Waiting for a website to load completely with WebK

2019-05-20 08:15发布

问题:

Possible Duplicate:
Webkit GTK: Determine when a document is finished loading

I want to fetch a website's HTML contents with WebKitGTK+ to handle the javascript redirections automatically.

I am using the following Python code:

def scanURL(domain, retries=3):
    status = 0
    loading = 0

    browser = webkit.WebView()
    browser.open('http://' + domain)
    while browser.get_load_status() < 2:
        continue

    if browser.get_load_status() == 4:
        if retries > 0:
            return scanURL(domain, retries - 1)
        return 'Failed'

    return 'Success'

The website loads fine, but there are some special websites which are redirecting to a webpage redirecting somewhere else, I've tried to connect the load-finished event to a function, and it's called twice.

Is there a way to know when WebKit has completely loaded a webpage ?

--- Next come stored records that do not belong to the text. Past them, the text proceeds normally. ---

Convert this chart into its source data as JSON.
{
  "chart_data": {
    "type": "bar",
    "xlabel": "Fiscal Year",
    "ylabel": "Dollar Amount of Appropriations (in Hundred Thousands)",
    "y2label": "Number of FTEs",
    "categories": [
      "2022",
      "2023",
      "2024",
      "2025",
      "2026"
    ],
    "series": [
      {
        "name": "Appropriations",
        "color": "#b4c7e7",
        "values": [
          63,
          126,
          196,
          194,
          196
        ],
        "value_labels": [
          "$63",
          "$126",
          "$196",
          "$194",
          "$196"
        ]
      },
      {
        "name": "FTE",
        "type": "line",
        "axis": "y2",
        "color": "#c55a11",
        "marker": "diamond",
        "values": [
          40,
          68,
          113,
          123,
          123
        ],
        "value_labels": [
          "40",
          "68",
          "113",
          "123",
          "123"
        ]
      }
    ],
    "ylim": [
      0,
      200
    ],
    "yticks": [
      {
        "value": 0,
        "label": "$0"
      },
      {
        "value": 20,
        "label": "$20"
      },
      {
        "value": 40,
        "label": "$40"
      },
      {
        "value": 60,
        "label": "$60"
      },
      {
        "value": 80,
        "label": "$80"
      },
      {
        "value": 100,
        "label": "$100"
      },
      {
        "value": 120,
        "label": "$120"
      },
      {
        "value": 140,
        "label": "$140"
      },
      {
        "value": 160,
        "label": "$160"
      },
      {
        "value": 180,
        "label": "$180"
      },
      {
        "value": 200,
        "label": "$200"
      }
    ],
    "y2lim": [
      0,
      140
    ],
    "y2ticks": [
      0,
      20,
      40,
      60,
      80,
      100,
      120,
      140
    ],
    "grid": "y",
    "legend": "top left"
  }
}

How can I know if WebKit is still executing some JavaScript code ?

回答1:

There is no sure way to programatically accomplish that task for all websites, as there are pages where those redirections are initiated with javascript, often started by setTimeout after n-seconds, and there is no built-in method to scan for such "quirks". However if you are parsing a known group of websites, where you surely know that such redirections will happen, you can create a list of those urls with the required number of seconds after which the redirection will happen. After an initial loadFinished is fired, you can start a QTimer, connect it's signal to a function which will fire loadFinished again, so the next page load will surely start while you're waiting for the result. Wait for the page result until there are no new loadStarted signals fired and no redirection needs to be done again.